Numerous inquiries for rental properties also came from people in New York City, as well as other states, who wanted to rent for one to five months or so, specifically to be in a safe area, she said.

This has created a shortage for the itinerant population who live in low-cost winter rentals whose prices skyrocket for the summer tourism business. New buyers and renters have now devoured many of those once-cheap winter rentals. Local community activists have become concerned about an affordable housing shortage for these below and just-above-the-poverty-line residents.

Coming to Rhode Island for that home by-the-sea setup also was a driving issue because of remote work for adults and distancing learning allowed more mobility, said real estate agents.

“With children distance learning, it’s the same. Families are able to spend more time together at home so they have re-imagined their spaces and requirements in order to make it an opportunity and a family experience,” Buss said.

Leann D’Ettore, president of the Rhode Island Association of Realtors, said the features buyers want are changing and that’s fueling demand.

“Offices or Zoom rooms, exercise rooms and open space are very desirable amenities right now. It makes sense for people living in cities and more expensive areas to make a move if they are now able to work remotely in a place that more affordably meets all their needs,” she said.

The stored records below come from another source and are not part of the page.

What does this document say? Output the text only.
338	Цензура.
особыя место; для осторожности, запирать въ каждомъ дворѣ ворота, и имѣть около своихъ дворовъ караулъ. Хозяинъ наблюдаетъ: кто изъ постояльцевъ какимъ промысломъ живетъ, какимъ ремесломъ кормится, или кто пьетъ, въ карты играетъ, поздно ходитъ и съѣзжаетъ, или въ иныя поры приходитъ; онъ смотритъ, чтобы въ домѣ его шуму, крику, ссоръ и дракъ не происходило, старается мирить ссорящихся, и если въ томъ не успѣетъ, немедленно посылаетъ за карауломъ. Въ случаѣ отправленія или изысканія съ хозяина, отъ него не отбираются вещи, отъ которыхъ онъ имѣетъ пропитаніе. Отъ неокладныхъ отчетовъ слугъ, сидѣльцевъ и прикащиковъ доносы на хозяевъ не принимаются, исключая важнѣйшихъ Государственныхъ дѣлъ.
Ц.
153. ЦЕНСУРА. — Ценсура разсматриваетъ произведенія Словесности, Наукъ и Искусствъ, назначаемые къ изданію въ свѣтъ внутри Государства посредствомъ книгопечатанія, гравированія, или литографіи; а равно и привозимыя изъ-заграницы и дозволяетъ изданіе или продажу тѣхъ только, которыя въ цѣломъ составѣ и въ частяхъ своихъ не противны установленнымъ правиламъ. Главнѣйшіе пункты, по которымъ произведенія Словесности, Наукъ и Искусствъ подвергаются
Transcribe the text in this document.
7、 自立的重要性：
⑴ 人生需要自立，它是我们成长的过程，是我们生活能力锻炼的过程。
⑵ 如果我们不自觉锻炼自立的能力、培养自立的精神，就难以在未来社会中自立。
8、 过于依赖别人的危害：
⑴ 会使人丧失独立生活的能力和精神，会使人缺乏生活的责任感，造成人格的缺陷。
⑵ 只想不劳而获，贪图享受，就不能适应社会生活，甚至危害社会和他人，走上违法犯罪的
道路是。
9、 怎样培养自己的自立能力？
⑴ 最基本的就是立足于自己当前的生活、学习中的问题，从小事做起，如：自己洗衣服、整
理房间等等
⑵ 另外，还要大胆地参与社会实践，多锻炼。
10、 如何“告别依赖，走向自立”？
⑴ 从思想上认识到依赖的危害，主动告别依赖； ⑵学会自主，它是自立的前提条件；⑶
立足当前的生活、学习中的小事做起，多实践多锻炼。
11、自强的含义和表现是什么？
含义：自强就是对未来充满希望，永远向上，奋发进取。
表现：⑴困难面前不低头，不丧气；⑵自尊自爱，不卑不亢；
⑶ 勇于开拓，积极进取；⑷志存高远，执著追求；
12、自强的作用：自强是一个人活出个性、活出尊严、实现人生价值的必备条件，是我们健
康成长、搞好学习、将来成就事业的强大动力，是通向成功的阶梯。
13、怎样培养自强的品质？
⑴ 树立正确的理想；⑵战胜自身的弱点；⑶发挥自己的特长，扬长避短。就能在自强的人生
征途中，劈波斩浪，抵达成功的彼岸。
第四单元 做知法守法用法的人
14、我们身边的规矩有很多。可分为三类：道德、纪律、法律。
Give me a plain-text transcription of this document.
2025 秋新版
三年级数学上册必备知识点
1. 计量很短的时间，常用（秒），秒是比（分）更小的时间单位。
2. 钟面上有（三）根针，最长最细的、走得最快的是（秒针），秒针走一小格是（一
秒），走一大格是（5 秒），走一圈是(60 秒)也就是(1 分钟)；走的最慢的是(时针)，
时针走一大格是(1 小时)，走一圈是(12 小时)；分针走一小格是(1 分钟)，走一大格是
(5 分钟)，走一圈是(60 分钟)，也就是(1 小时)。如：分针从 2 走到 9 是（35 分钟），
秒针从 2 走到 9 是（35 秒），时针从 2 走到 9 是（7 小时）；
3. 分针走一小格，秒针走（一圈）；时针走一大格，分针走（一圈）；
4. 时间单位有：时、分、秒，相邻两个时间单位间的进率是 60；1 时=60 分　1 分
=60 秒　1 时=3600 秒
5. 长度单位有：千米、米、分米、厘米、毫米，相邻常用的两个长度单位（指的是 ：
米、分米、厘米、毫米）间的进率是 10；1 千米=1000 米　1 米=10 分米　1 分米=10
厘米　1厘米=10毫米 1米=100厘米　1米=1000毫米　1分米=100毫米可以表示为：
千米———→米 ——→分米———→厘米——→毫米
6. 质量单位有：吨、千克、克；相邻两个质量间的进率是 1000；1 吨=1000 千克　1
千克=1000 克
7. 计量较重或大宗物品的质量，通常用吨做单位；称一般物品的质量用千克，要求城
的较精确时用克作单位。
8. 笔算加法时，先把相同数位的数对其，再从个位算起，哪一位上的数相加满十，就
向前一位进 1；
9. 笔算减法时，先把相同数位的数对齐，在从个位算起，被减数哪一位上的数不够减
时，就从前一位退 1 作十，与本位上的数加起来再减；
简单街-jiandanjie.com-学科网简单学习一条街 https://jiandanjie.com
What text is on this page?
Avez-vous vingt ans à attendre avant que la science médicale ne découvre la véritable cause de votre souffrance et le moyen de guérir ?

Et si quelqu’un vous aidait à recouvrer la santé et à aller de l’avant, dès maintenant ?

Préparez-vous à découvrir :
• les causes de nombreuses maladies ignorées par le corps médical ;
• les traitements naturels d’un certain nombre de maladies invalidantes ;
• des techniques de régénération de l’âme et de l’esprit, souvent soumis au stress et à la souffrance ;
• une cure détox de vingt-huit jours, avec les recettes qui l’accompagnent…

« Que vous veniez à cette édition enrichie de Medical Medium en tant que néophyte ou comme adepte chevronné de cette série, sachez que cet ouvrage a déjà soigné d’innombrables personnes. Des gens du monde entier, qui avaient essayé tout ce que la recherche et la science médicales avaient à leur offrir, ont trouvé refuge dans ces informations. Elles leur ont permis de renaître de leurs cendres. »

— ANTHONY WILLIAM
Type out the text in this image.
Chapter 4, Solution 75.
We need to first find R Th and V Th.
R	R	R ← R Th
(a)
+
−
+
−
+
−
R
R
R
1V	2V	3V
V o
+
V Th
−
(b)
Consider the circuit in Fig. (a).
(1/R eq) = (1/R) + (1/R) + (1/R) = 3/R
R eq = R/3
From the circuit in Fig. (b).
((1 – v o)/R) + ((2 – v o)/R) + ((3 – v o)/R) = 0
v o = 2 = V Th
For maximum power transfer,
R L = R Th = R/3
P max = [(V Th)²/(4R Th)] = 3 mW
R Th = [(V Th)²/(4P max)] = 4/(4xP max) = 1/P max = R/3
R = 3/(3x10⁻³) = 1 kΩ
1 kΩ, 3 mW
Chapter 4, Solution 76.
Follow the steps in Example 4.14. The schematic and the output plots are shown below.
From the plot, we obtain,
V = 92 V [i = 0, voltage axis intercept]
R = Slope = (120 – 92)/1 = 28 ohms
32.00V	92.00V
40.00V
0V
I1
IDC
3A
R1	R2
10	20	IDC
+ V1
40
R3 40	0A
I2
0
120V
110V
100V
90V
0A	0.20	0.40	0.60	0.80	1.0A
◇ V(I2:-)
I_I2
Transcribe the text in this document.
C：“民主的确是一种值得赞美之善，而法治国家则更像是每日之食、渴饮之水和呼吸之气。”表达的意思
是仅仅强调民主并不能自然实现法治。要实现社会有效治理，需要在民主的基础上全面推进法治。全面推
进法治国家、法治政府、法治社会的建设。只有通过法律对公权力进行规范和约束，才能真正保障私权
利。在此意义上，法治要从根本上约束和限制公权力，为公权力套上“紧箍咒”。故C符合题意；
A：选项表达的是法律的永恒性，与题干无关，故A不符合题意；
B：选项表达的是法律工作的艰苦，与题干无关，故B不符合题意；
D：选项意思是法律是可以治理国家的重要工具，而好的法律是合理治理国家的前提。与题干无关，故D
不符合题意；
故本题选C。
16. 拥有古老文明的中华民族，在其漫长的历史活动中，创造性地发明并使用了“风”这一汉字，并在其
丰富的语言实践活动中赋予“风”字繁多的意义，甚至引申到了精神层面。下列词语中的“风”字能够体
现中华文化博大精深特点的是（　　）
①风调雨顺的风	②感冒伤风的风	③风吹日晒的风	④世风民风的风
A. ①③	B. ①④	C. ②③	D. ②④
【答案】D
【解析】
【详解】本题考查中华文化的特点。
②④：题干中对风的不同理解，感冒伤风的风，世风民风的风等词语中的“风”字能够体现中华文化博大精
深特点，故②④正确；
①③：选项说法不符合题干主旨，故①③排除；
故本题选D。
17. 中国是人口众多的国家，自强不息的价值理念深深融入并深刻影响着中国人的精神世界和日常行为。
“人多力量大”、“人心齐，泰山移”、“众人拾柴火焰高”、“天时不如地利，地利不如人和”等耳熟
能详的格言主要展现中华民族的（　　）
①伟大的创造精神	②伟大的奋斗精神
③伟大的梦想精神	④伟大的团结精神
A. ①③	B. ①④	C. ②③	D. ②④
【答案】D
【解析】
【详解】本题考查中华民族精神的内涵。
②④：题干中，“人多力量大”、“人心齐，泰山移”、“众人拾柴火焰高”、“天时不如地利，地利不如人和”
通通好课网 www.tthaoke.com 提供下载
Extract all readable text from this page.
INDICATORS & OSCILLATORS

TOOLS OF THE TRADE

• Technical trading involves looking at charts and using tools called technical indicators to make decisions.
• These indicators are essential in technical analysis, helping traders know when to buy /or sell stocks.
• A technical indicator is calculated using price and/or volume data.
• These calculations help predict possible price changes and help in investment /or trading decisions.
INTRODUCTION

These and other agents said that anyone thinking of selling or buying need to consider carefully their approach in this fast-moving market.

 

Tips for Buyers and Sellers

Local real estate agents offered the following tips for people entering the market on either side of a transaction:

• Find a real estate agent who knows the market well and whose experience will be beneficial for the right transaction for your desired property and ability to afford it.

•Interpret the market. Whether buying or selling, the strategy session with the agent is important. This market is extremely competitive and you need a strategy entering the market.

• Choose your own lender and attorney so that you are comfortable throughout the entire process, which can become tedious with the various lending and legal requirements.

• When buying, start the process early, get your financing in line before you start looking at houses. Know what you don’t want in a house before focusing on what you do want. For instance, don’t over reach for a house just because it has that porch you always wanted.

•Have a price you are willing to pay for a house in your head before you even look so that once you look at it you can make your decision fast. 

• If buying for investment purposes, tap the knowledge and experience of the agent about the rental market and how to strategically maximize the investment opportunities.

• When selling, again start early. Review with the real estate agent your needed property improvements to maximize return. Clean and organize your home. It is one of the cheapest and best returns on getting a desired price.

• When selling or buying, timing is important. It’s a hot market and overlooking some steps may affect the eventual price you pay or the proceeds you receive.

• Be prepared to act on price. Negotiations on price these days have less allowances for contingencies and fewer enticing inclusions such as buyers contributing to seller closings costs or buyers offering rent-back options to the seller so they have time to find suitable housing.